“The most significant problem with this agreement,” says Ido Arahoni, the consul general of Israel in New York, “which is discussed far too little, is that it does nothing to address, much less curb, Iran’s expansionist, anti-Israel, anti-American motivations.”
This anti-Americanism was on display once again on Thursday when the Associated Press reported that Iranian Deputy Foreign Minister Abbas Araqchi said American and Canadian inspectors in the International Atomic Energy Agency would not be allowed onto Iranian soil to verify Iran’s compliance with the agreement or to help complete the probe of the past military dimensions of the Iranian nuclear program.
Iran’s ability to deny such access may be written into the terms of sideline agreements that were signed between Iran and the IAEA at roughly the same time as the agreement between Iran and the P5+1. That is to say, the details are not yet public knowledge.
Business Insider reported on Thursday that even US Secretary of State John Kerry admits he has not seen the text of these sideline agreements, but has only been generally briefed on their contents. For critics of the nuclear negotiations that concluded on July 14, this is another sign that the Obama administration has been giving Iran too wide a berth and trusting it too much to complete the steps toward verification and transparency on its own.
Many of these same critics regard this stance as simultaneously weakening the American position in the world and legitimizing the theocratic regime in place in Tehran. Both of these consequences were cited by political scientist Professor Ephraim Inbar in his description of six key points on which the nuclear agreement fails to live up to goals of defending global security.
Communities Digital News explains that Inbar also regards the deal as contributing to the risk of nuclear proliferation in the broader Middle East, degrading the relationship between the US and Israel, shifting the balance of power in favor of an expanded Iranian role in the region, and increasing the threat posts by Islamic terrorism thanks to the effect of sanctions relief on Iranian financing.
This latter point was emphasized by Fox News on Thursday when it quoted two foreign policy experts on the subject: Hudson Institute adjunct fellow Rebeccah Heinrichs and former US ambassador to Bahrain Adam Ereli.
“We should expect some of this money to go toward terrorism,” said Heinrichs referring to the hundreds of billions of dollars’ worth of sanctions relief that Iran will receive, including as much as 150 billion in immediately released assets after the deal goes into effect. “There is no indication the Iranians will change their ways.

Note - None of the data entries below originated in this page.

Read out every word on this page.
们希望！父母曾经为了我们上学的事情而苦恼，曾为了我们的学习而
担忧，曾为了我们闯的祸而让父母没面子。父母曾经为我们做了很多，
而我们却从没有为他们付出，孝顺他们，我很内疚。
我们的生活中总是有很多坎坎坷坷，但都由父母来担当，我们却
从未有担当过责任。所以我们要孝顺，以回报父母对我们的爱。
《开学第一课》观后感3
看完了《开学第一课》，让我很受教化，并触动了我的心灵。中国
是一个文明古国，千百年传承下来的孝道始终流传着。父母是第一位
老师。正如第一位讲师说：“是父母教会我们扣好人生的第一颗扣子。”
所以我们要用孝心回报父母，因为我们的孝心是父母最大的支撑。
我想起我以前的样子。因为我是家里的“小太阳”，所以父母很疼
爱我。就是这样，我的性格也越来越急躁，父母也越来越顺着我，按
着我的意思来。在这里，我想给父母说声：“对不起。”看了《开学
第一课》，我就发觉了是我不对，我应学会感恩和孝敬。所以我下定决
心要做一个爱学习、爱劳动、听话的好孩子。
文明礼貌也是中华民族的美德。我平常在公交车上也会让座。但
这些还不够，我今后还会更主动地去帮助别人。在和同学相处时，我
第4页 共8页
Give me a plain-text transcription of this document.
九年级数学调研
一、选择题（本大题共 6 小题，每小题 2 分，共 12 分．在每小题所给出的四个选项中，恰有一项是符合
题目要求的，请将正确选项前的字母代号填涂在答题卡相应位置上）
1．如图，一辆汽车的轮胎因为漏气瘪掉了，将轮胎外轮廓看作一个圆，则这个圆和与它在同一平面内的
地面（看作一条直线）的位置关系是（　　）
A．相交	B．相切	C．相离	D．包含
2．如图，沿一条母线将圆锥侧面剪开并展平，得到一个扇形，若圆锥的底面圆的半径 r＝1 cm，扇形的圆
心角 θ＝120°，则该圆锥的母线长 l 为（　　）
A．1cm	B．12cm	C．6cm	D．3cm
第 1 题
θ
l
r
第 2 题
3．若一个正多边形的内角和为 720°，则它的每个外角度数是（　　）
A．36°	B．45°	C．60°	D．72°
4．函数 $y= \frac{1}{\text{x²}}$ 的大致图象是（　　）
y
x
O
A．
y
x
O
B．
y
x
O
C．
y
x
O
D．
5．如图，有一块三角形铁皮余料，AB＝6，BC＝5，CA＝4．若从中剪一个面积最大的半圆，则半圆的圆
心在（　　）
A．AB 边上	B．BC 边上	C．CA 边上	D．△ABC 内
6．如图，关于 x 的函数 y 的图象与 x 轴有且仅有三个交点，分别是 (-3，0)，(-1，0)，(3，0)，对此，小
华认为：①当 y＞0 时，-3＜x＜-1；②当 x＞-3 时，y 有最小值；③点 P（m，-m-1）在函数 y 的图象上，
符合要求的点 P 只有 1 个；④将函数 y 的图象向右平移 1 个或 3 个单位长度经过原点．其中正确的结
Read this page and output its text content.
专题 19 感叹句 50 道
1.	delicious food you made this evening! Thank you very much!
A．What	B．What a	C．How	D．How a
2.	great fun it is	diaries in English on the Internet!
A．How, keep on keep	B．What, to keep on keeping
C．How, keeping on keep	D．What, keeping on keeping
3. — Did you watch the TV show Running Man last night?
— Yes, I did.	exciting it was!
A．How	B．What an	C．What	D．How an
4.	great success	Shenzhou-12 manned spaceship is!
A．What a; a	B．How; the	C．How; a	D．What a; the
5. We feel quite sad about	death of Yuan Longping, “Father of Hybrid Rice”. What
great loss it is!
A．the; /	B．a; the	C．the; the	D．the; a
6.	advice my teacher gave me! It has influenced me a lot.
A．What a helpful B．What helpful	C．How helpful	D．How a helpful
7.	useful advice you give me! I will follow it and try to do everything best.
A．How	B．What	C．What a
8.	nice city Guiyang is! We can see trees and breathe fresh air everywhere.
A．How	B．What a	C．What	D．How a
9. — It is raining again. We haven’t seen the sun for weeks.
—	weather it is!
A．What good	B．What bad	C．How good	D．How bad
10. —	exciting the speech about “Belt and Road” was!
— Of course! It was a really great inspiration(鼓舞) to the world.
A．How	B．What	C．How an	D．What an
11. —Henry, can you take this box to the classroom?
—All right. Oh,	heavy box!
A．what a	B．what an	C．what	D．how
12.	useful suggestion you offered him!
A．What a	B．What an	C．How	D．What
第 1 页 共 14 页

In fact, the deal states that Iran does not have to – the relief of sanctions is not contingent upon the Iranians changing their ways.”
The Military Times pointed out on Wednesday that Texas Senator Ted Cruz, a Republican presidential hopeful, attempted to bring this issue into focus by asking Secretary of Defense Ashton Carter to release the list of an estimated 500 names of American servicemen whose deaths can be linked to Iran.
During the US-Iraq War, Iranian-made explosive devices began to appear in the hands of Iraqi militants in 2005 and for years they remained the most deadly weapons used against American soldiers.
Naturally, opponents of the Iranian regime believe that any boost to the Iranian economy will increase the risk of more Iranian technology and know-how being directed against American personnel and American interests in the Middle East, where Iran has already raised the ire of traditional American allies with its support for Bashar al-Assad in Syria and the Houthi rebels in Yemen.
The danger of Iran’s supplying arms to militants is perhaps exacerbated by the normalization of relations with other countries, allowing Iran to buy and sell weapons more freely. Under the terms of the nuclear agreement, restrictions on Iran’s conventional arms sales will end in five years or less, and restrictions on ballistic missiles will end in eight.
Reuters reported on Thursday that Russia announced it was at work on updating the S-300 missile system that it originally planned to deliver to Iran in 2010 before international outcry delayed completion of the sale. It has long been understood that the transfer of those weapons would go ahead once a nuclear deal was successfully completed.
By raising the issue of Iran’s targeting of US servicemen, Cruz has arguably given more ammunition to opponents of the nuclear agreement who hope to raise enough votes in the US Congress to keep economic sanctions in place and effectively scuttle the deal. This will require a great deal of support from Democrats, but the Obama administration seems to face a real risk of losing the support of members of its own party.
On Thursday, CNN reported that in addition to giving a presentation to the Democratic caucus on the nuclear deal, the president has been holding one-on-one meetings with congressional Democrats, including Eliot Engel, the highest ranking Democrat on the House Foreign Affairs Committee and an acknowledged skeptic of the Iran nuclear deal.